Auction-Based Relay Power Allocation: Pareto Optimality, Fairness, and Convergence

Abstract

It is well known that a cooperative communication technique can offer significant energy saving improvements. In particular, the efficient relay resource allocation makes energy saving practically appealing. In this work, we propose an auction-based relay power allocation scheme over multi-user relay networks from the energy-efficient perspective. In particular, during the relay resource allocation operation, three major design goals are considered: 1) efficient utilization of relay resources, in terms of Pareto optimal relay power allocation; 2) insurance of competitive fairness among competing users; and 3) guarantee of distributed implementation with relaxation of restrictions on complete private knowledge and accurate assessments of convergence. Specifically, we take full advantage of the auction mechanism, i.e., competitive fairness with the incomplete private information of other nodes, to model the interaction among the users as a multi-winner auction based on the optimal bidding decision.
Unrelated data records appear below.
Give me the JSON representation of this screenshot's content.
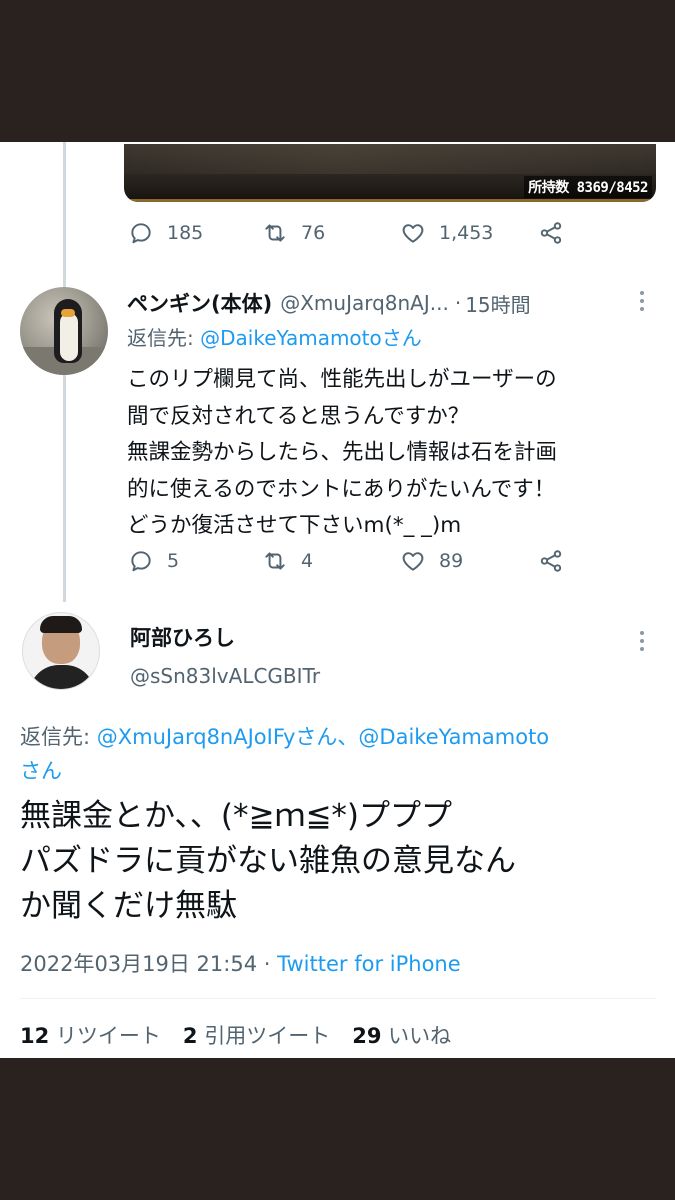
{
  "first_tweet": {
    "image_overlay_text": "所持数 8369/8452",
    "actions": {
      "replies": "185",
      "retweets": "76",
      "likes": "1,453"
    }
  },
  "reply_tweet": {
    "display_name": "ペンギン(本体)",
    "handle": "@XmuJarq8nAJ...",
    "separator": "·",
    "time": "15時間",
    "reply_to_label": "返信先:",
    "reply_to_mention": "@DaikeYamamotoさん",
    "body_lines": [
      "このリプ欄見て尚、性能先出しがユーザーの",
      "間で反対されてると思うんですか？",
      "無課金勢からしたら、先出し情報は石を計画",
      "的に使えるのでホントにありがたいんです！",
      "どうか復活させて下さいm(*_ _)m"
    ],
    "actions": {
      "replies": "5",
      "retweets": "4",
      "likes": "89"
    }
  },
  "main_tweet": {
    "display_name": "阿部ひろし",
    "handle": "@sSn83lvALCGBITr",
    "reply_to_label": "返信先:",
    "reply_to_mentions_line1": "@XmuJarq8nAJoIFyさん、@DaikeYamamoto",
    "reply_to_mentions_line2": "さん",
    "body_lines": [
      "無課金とか、、(*≧ｍ≦*)プププ",
      "パズドラに貢がない雑魚の意見なん",
      "か聞くだけ無駄"
    ],
    "timestamp": "2022年03月19日 21:54",
    "separator": "·",
    "source": "Twitter for iPhone",
    "stats": {
      "retweets_count": "12",
      "retweets_label": "リツイート",
      "quotes_count": "2",
      "quotes_label": "引用ツイート",
      "likes_count": "29",
      "likes_label": "いいね"
    }
  },
  "colors": {
    "frame": "#2a221f",
    "text_primary": "#0f1419",
    "text_secondary": "#536471",
    "link": "#1d9bf0"
  },
  "icons": [
    "reply-icon",
    "retweet-icon",
    "like-icon",
    "share-icon",
    "more-icon"
  ]
}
By treating the proposed auction mechanism as a non-cooperative game, we obtain the unique and Pareto optimal Nash equilibrium (NE), which yields the optimal bidding decision and allocation of the relay power. Moreover, we design a distributed algorithm based on best-response functions to reach the NE allocation. In particular, the convergence and the convergent rate of the algorithm are analyzed quantitatively to clarify the application scenarios.